Przy projektowaniu koperty Combata 6 Vintage nie zapomniano o elemencie osłaniającym sygnowaną logiem Glycine koronkę. „Protektor” jednocześnie nie przeszkadzał w jej obsłudze.

Wrażenia
Kolekcja Combat zadebiutowała w ofercie Glycile już w latach 60. XX wieku. Patrząc na recenzowany model – zwłaszcza z pewnej odległości – trudno oprzeć się wrażeniu, że projektanci szukali inspiracji w tym okresie. Na szczęście – moim zdaniem – z zadania wywiązali się bardzo dobrze.

Na potrzeby niniejszego tekstu zegarek użytkowałem jeszcze w zeszłym roku. I chociaż od czasu, gdy Glycine gościło na moim nadgarstku mięło dobrych kilka miesięcy, Combat wciąż budzi ciepłe wspomnienia. A to dowód na to, że był to więcej niż poprawnie wykończony czasomierz o ciekawym designie. Na dodatek wcale nie kosztuje majątku.

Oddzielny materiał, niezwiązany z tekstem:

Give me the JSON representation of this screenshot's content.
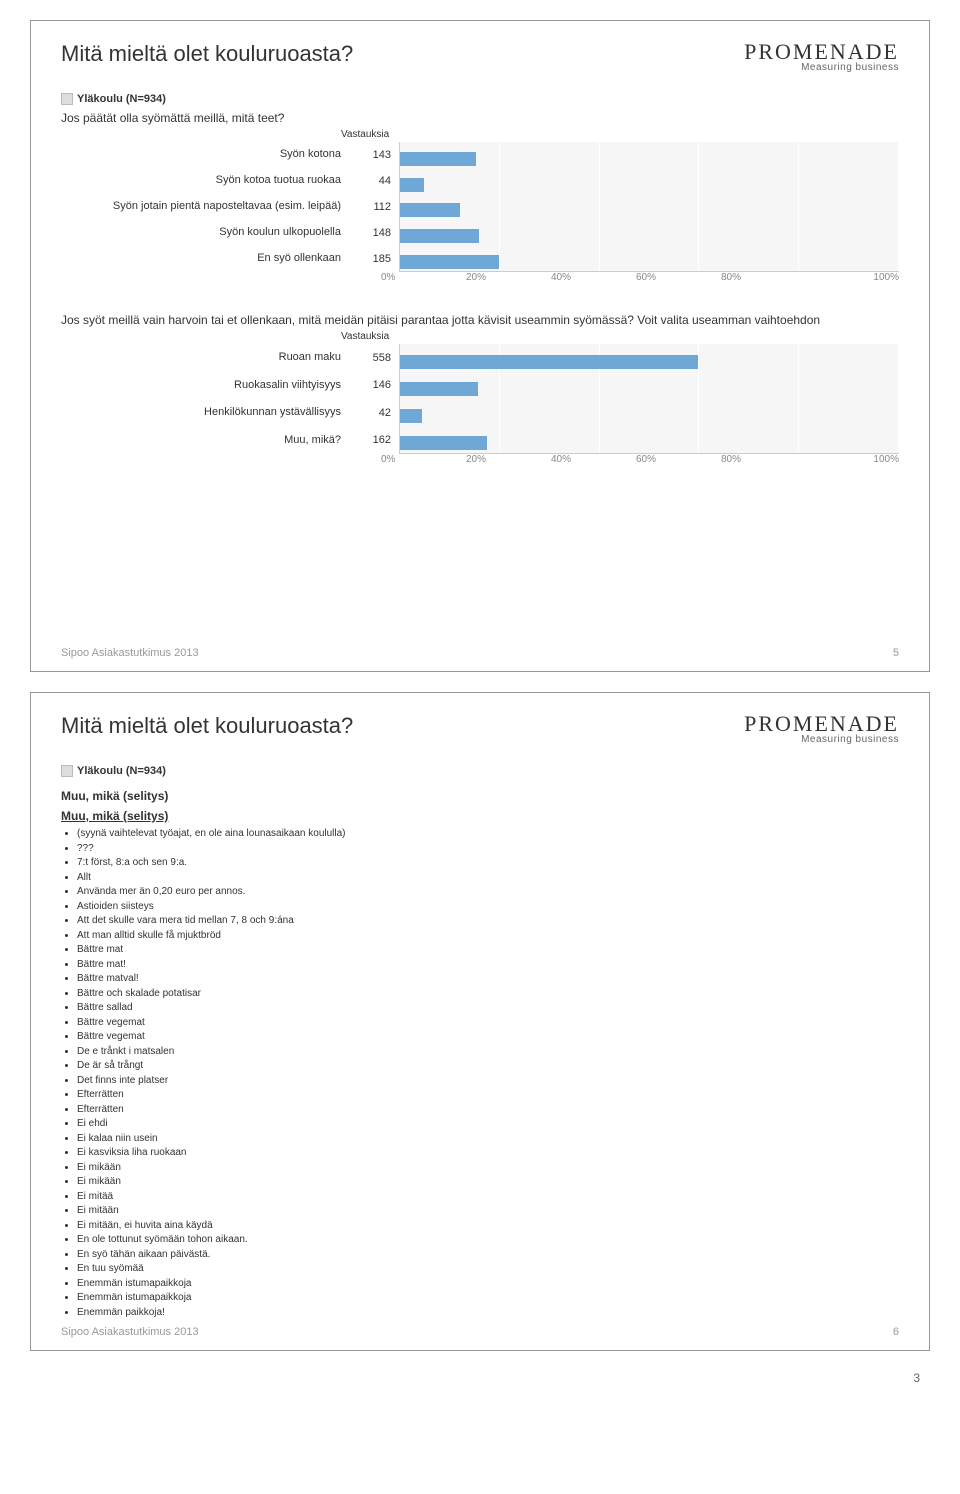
{
  "brand": {
    "name": "PROMENADE",
    "tagline": "Measuring business"
  },
  "filter": "Yläkoulu (N=934)",
  "footer": {
    "text": "Sipoo Asiakastutkimus 2013"
  },
  "pageNumber": "3",
  "slide1": {
    "title": "Mitä mieltä olet kouluruoasta?",
    "chart1": {
      "question": "Jos päätät olla syömättä meillä, mitä teet?",
      "countHeader": "Vastauksia",
      "total": 934,
      "bar_color": "#6fa8d6",
      "plot_bg": "#f6f6f6",
      "grid_color": "#ffffff",
      "axis_color": "#cccccc",
      "label_color": "#333333",
      "tick_label_color": "#888888",
      "ticks": [
        "0%",
        "20%",
        "40%",
        "60%",
        "80%",
        "100%"
      ],
      "rows": [
        {
          "label": "Syön kotona",
          "count": 143
        },
        {
          "label": "Syön kotoa tuotua ruokaa",
          "count": 44
        },
        {
          "label": "Syön jotain pientä naposteltavaa (esim. leipää)",
          "count": 112
        },
        {
          "label": "Syön koulun ulkopuolella",
          "count": 148
        },
        {
          "label": "En syö ollenkaan",
          "count": 185
        }
      ]
    },
    "chart2": {
      "question": "Jos syöt meillä vain harvoin tai et ollenkaan, mitä meidän pitäisi parantaa jotta kävisit useammin syömässä? Voit valita useamman vaihtoehdon",
      "countHeader": "Vastauksia",
      "total": 934,
      "bar_color": "#6fa8d6",
      "plot_bg": "#f6f6f6",
      "grid_color": "#ffffff",
      "axis_color": "#cccccc",
      "label_color": "#333333",
      "tick_label_color": "#888888",
      "ticks": [
        "0%",
        "20%",
        "40%",
        "60%",
        "80%",
        "100%"
      ],
      "rows": [
        {
          "label": "Ruoan maku",
          "count": 558
        },
        {
          "label": "Ruokasalin viihtyisyys",
          "count": 146
        },
        {
          "label": "Henkilökunnan ystävällisyys",
          "count": 42
        },
        {
          "label": "Muu, mikä?",
          "count": 162
        }
      ]
    },
    "pageNum": "5"
  },
  "slide2": {
    "title": "Mitä mieltä olet kouluruoasta?",
    "listTitle1": "Muu, mikä (selitys)",
    "listTitle2": "Muu, mikä (selitys)",
    "items": [
      "(syynä vaihtelevat työajat, en ole aina lounasaikaan koululla)",
      "???",
      "7:t först, 8:a och sen 9:a.",
      "Allt",
      "Använda mer än 0,20 euro per annos.",
      "Astioiden siisteys",
      "Att det skulle vara mera tid mellan 7, 8 och 9:ána",
      "Att man alltid skulle få mjuktbröd",
      "Bättre mat",
      "Bättre mat!",
      "Bättre matval!",
      "Bättre och skalade potatisar",
      "Bättre sallad",
      "Bättre vegemat",
      "Bättre vegemat",
      "De e trånkt i matsalen",
      "De är så trångt",
      "Det finns inte platser",
      "Efterrätten",
      "Efterrätten",
      "Ei ehdi",
      "Ei kalaa niin usein",
      "Ei kasviksia liha ruokaan",
      "Ei mikään",
      "Ei mikään",
      "Ei mitää",
      "Ei mitään",
      "Ei mitään, ei huvita aina käydä",
      "En ole tottunut syömään tohon aikaan.",
      "En syö tähän aikaan päivästä.",
      "En tuu syömää",
      "Enemmän istumapaikkoja",
      "Enemmän istumapaikkoja",
      "Enemmän paikkoja!"
    ],
    "pageNum": "6"
  }
}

Podsumowując, zegarek Glycine Combat 6 Vintage z katalogową ceną 3.990PLN jest wart polecenia. Patrząc na sytuację na rynku i wciąż rosnące kwoty na metkach producentów z podobnego segmentu , dobrze jest mieć świadomość, że są firmy, którym udaje się je utrzymywać na stałym poziomie.
Dostępne są również wersje na bransolecie mesh (4210PLN) lub klasycznej bransolecie (4370PLN).
Glycine Combat 6 Vintage
Producent | Glycine |
Nazwa modelu | Combat 6 Vintage |
Ref. | GL0123 |
Mechanizm | z automatycznym naciągiem |
Rezerwa chodu (h) | 38 |
Tarcza | czarna |
Koperta | stal |
Średnica (mm) | 43 |
Wodoszczelność | 50m |
Pasek | skórzany |
Tarcza i wskazówki bardzo przypominają mi Hamiltona Khaki Field Mechanical Officer. Hamilton kosztuje mniej niż połowa ceny tego Glycine. Ma ręczny naciąg.
Jak Hamiltony lubię, tak ten przywołany przez Ciebie z Combatem przegrywa. Co nie zmiemia faktu, że cena jest atrakcyjna.
Cena bardziej przystępna. Ale jakościowo trzecia liga.